Next January will mark my fourth trip to the little southern Central American country of Costa Rica. It is a birder's paradise. More than that, anyone with an interest in natural history will be awed and dazzled by the incredible diversity of life to be found in Costa Rica's varied habitats.
Our local guide, as in the prior trips, is the incomparable Noel Urena. Few if any know the birds of this lush country like Noel does, and he is a master at recognizing calls and finding even the hardest to locate of jungle birds.
We will be visiting four primary destinations, ranging from the Caribbean to the Pacific. Last year, we saw some 330 species of birds, not to mention all of the other fascinating biodiversity.
I like to keep these trips small, about eight people, so that everyone has maximum opportunities to see all birds and other wildlife. Due to two cancellations, we have room for a few more participants. Please let me know if you are interested, and I will send along additional details. My contact info is at the end of the post.
Costa Rican roadside scenery. This stream, tinted whitish-blue by mineral deposits, coursed under a roadway on the lower Caribbean slope. Of course, we stopped to admire the view and in the process found lots of wonderful birds and plants. Any stop anywhere is almost certain to produce a lot of noteworthy sightings.
A bit higher up the Caribbean slope. One can see the origin of the aptly named cloud forests in this shot. Even though it is only about half the size of Ohio, Costa Rica abounds in habitat diversity, ranging from humid lowland jungle to mountainous highlands populated by montane flora.Birding is stupendous. Getting great looks at many species is often not a problem. I photographed this Bare-throated Tiger-Heron from a boat in the jungles of Tortuguero National Park, a vast waterlogged coastal jungle along the shores of the Caribbean. Access is by boat only, and this method of transport offers stupendous views of birds, monkeys, sloths, caimans, and other sundry beasts. We'll be going here in 2009.
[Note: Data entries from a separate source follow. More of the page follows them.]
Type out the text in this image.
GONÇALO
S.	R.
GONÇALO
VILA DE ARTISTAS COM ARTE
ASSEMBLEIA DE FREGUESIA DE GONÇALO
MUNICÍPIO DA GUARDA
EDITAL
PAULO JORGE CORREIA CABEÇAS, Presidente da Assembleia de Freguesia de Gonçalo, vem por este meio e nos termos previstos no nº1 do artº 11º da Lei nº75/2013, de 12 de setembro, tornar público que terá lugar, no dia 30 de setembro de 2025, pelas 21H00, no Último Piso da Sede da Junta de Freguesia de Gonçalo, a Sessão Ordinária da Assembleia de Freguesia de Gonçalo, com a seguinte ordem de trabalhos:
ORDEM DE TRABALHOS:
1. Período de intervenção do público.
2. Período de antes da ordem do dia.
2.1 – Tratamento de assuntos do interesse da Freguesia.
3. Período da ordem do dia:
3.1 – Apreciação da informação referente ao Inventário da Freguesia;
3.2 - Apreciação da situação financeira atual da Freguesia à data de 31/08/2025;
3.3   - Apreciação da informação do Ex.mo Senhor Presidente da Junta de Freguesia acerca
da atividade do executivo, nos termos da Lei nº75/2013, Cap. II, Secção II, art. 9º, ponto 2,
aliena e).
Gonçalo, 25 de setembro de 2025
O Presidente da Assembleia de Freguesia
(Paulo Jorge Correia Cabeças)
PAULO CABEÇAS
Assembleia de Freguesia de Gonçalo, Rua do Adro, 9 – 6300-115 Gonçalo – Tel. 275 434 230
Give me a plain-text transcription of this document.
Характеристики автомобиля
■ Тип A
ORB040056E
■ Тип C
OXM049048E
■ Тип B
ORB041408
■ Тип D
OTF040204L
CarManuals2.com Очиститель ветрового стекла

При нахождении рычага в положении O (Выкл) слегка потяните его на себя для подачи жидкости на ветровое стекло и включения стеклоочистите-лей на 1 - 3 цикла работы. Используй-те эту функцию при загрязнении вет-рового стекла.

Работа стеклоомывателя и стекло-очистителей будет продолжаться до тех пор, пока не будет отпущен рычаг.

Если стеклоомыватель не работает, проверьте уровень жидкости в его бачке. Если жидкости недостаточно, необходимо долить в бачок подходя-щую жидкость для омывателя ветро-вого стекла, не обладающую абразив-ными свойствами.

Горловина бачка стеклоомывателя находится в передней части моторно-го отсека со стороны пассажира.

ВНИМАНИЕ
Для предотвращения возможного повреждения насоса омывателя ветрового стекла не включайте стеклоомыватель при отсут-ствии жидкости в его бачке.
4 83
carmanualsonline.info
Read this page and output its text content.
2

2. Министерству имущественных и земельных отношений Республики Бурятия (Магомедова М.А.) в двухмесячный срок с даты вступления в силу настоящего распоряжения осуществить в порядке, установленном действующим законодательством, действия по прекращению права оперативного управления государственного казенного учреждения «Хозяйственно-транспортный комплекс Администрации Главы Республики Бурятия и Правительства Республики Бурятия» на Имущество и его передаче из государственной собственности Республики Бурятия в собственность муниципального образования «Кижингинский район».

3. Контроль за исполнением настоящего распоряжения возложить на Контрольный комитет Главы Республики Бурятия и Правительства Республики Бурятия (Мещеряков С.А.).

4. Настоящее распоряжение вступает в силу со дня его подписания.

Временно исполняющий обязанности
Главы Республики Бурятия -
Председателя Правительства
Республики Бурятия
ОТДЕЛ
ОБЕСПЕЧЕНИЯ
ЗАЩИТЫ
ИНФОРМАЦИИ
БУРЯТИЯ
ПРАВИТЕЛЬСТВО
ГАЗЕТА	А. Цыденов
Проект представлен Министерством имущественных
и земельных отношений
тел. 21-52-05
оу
Chestnut-mandibled Toucan, photographed while ingesting sensational Costa Rican java on the deck of the villa at Oro Verde preserve. We convene on this balcony each morning, and rack up dozens of species practically at one's fingertips. The cecropia tree that this toucan is gracing attracts incredible birds, including Oro Verde's mascot species, the Baird's Trogon. Oro Verde will be another stop on our itinerary.
The dates of the 2009 expedition will be January 20 - 30, and we'd love to have you along. It will be an unforgettable tropical trip, and if you haven't been to the tropics, expect a huge swell in your life list.